The immigrant visa ban imposed on Nigeria by the United States and the issue of poor electricity distribution in the country dominate the headlines of Nigerian press on Friday.
The Daily Trust newspaper reported that Nigeria says that it has met the demands of the United States of America for it to reverse the visa restrictions slammed on it.
The country’s Interior Minister Rauf Aregbesola told the American Ambassador to Nigeria, Mary Beth Leonard and her team, who called on him, that Nigeria has met the conditions set by the U.S.
The Nation newspaper quoted the Minister of Power, Saleh Mamman, as saying that Power Distribution Companies (DisCos) are to blame for poor electricity supply.
The Punch said that the Chinese government has reported that 29 foreign citizens in China were infected with Coronavirus with two of them dead and nine quarantined.
China added that 18 persons had recovered and discharged from the hospital, noting that there was no Nigerian among the 29 foreigners infected.
Channels Television reported that a bill seeking the establishment of an agency for repentant members of the Boko Haram terrorists group has been introduced in the Senate.
The bill aims to create a national agency that would see to the rehabilitation, de-radicalisation and integration of repentant insurgents in the country.

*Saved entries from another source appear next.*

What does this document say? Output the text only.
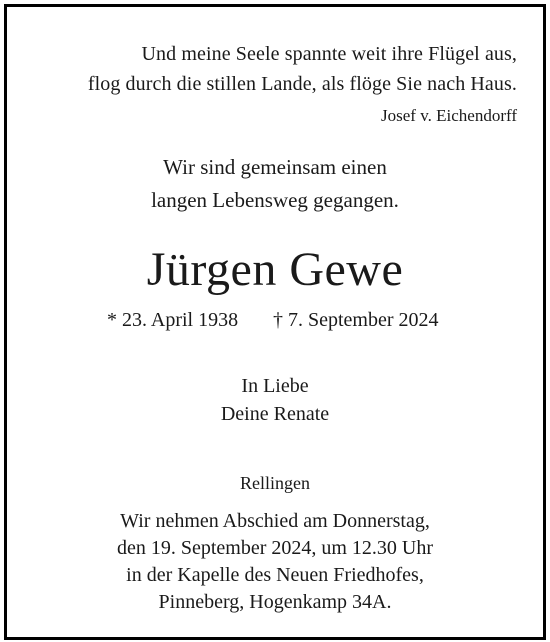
Und meine Seele spannte weit ihre Flügel aus,
flog durch die stillen Lande, als flöge Sie nach Haus.
Josef v. Eichendorff
Wir sind gemeinsam einen
langen Lebensweg gegangen.
Jürgen Gewe
* 23. April 1938 † 7. September 2024
In Liebe
Deine Renate
Rellingen
Wir nehmen Abschied am Donnerstag,
den 19. September 2024, um 12.30 Uhr
in der Kapelle des Neuen Friedhofes,
Pinneberg, Hogenkamp 34A.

The Leadership said that the Senate has linked killings, kidnappings, banditry and other forms of insecurity in the country to the proliferation of small arms and light weapons.
The Sun reported that the Akwa Ibom State government has shut down a secondary school in Uyo metropolis over a cult war that resulted in critical injuries to a divisional police officer in one of the divisions in Uyo, as well as many teachers and students.
The Guardian said that the mother of the abducted Nigerian schoolgirl Leah Sharibu on Thursday met with the Archbishop of Canterbury Justin Welby in London.
Rebecca Sharibu is in London to mark the second anniversary of her daughter’s abduction by a faction of the Boko Haram terrorists group.